The team — from Washington University School of Medicine in St. Louis, the University of Illinois at Urbana-Champaign, and the Feinberg School of Medicine at Northwestern University in Chicago — created a soft, implantable device that can detect overactivity in the bladder and then use light from tiny, biointegrated LEDs to tamp down the urge to urinate.
The device works in laboratory rats and one day may help people who suffer incontinence or frequently feel the need to urinate.
The new strategy is outlined in an article published on 2 January in the journal Nature.
Overactive bladder, pain, burning and a frequent need to urinate are common and distressing problems. For about 30 years, many with severe bladder problems have been treated with stimulators that send an electric current to the nerve that controls the bladder. Such implants improve incontinence and overactive bladder, but they also can disrupt normal nerve signalling to other organs.
"There definitely is benefit to that sort of nerve stimulation," says Robert W. Gereau IV, PhD, the Dr Seymour and Rose T. Brown Professor of Anesthesiology at Washington University School of Medicine, and one of the study's senior investigators. "But there also are some off-target side effects that result from a lack of specificity with those older devices."
Gereau and his colleagues developed the new device in hopes of preventing such side effects.
During a minor surgical procedure, they implant a soft, stretchy belt-like device around the bladder. As the bladder fills and empties, the belt expands and contracts. The researchers also inject proteins called opsins into the animals' bladders. The opsins are carried by a virus that binds to nerve cells in the bladder, making those cells sensitive to light signals. This allows the researchers to use optogenetics — the use of light to control cell behaviour in living tissue — to activate those cells.
Using blue-tooth communication to signal an external hand-held device, the scientists can read information in real time and, using a simple algorithm, detect when the bladder is full, when the animal has emptied its bladder, and when bladder emptying is occurring too frequently.
"When the bladder is emptying too often, the external device sends a signal that activates micro-LEDs on the bladder band device, and the lights then shine on sensory neurons in the bladder. This reduces the activity of the sensory neurons and restores normal bladder function," Gereau says.
The researchers believe a similar strategy could work in people. Devices for people likely would be larger than the ones used in rats, and could be implanted without surgery, using catheters to place them through the urethra into the bladder.

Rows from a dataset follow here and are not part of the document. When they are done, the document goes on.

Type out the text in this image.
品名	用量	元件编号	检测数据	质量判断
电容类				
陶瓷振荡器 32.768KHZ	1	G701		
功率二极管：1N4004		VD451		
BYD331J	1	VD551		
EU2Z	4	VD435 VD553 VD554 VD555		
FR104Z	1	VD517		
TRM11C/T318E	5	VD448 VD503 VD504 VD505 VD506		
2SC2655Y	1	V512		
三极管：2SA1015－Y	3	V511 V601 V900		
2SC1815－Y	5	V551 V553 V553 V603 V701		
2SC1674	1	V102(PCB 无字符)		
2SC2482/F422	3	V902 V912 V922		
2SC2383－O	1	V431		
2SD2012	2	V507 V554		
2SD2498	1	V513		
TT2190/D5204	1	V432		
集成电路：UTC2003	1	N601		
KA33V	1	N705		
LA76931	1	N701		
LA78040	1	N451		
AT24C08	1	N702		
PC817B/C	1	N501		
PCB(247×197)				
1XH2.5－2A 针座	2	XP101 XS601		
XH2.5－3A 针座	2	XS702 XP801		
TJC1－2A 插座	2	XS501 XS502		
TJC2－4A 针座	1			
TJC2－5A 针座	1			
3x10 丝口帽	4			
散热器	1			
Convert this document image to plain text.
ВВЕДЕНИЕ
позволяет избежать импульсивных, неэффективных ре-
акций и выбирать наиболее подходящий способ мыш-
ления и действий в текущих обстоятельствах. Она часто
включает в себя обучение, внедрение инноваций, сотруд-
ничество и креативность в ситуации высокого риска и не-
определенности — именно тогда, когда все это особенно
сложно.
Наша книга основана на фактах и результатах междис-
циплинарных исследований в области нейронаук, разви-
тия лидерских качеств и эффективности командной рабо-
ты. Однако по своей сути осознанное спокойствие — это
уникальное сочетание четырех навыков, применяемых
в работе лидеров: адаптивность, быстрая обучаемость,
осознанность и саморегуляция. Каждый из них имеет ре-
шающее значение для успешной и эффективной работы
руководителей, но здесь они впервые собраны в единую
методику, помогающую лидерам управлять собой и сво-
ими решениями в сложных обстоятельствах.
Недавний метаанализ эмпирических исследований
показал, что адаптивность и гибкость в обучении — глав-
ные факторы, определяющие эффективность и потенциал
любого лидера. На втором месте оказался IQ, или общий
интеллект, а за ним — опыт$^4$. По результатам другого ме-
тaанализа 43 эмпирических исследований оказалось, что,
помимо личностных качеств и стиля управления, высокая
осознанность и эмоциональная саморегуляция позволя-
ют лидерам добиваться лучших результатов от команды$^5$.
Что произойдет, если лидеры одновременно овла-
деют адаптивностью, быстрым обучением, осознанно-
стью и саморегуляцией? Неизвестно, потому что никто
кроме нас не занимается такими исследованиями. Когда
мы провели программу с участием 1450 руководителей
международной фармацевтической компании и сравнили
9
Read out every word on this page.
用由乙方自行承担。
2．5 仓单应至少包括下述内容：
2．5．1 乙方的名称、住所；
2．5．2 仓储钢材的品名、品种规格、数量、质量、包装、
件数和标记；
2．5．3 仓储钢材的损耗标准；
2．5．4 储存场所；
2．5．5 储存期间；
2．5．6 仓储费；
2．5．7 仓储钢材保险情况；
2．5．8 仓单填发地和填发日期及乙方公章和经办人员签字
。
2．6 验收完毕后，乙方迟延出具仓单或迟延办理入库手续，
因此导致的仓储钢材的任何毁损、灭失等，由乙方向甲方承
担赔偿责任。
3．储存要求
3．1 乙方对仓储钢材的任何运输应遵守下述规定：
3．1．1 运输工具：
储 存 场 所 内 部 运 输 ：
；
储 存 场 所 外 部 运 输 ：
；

"We're excited about these results," says John A. Rogers, PhD, the study's other senior investigator and a professor of materials science and engineering at Northwestern. "This example brings together the key elements of an autonomous, implantable system that can operate in synchrony with the body to improve health: a precision biophysical sensor of organ activity; a noninvasive means to modulate that activity; a soft, battery-free module for wireless communication and control; and data analytics algorithms for closed-loop operation."
Closed-loop operation essentially means the device delivers the therapy only when it detects a problem. When the behaviour is normalised, the micro-LEDs are turned off, and therapy can be discontinued.
Gereau and Rogers expect to test similar devices in larger animals. The researchers also believe the strategy could be used in other parts of the body -- treating chronic pain, for example, or using light to stimulate cells in the pancreas to secrete insulin. One hurdle, however, involves the viruses used to get light-sensitive proteins to bind to cells in organs.
"We don't yet know whether we can achieve stable expression of the opsins using the viral approach and, more importantly, whether this will be safe over the long term," Gereau  says. "That issue needs to be tested in pre-clinical models and early clinical trials to make sure the strategy is completely safe."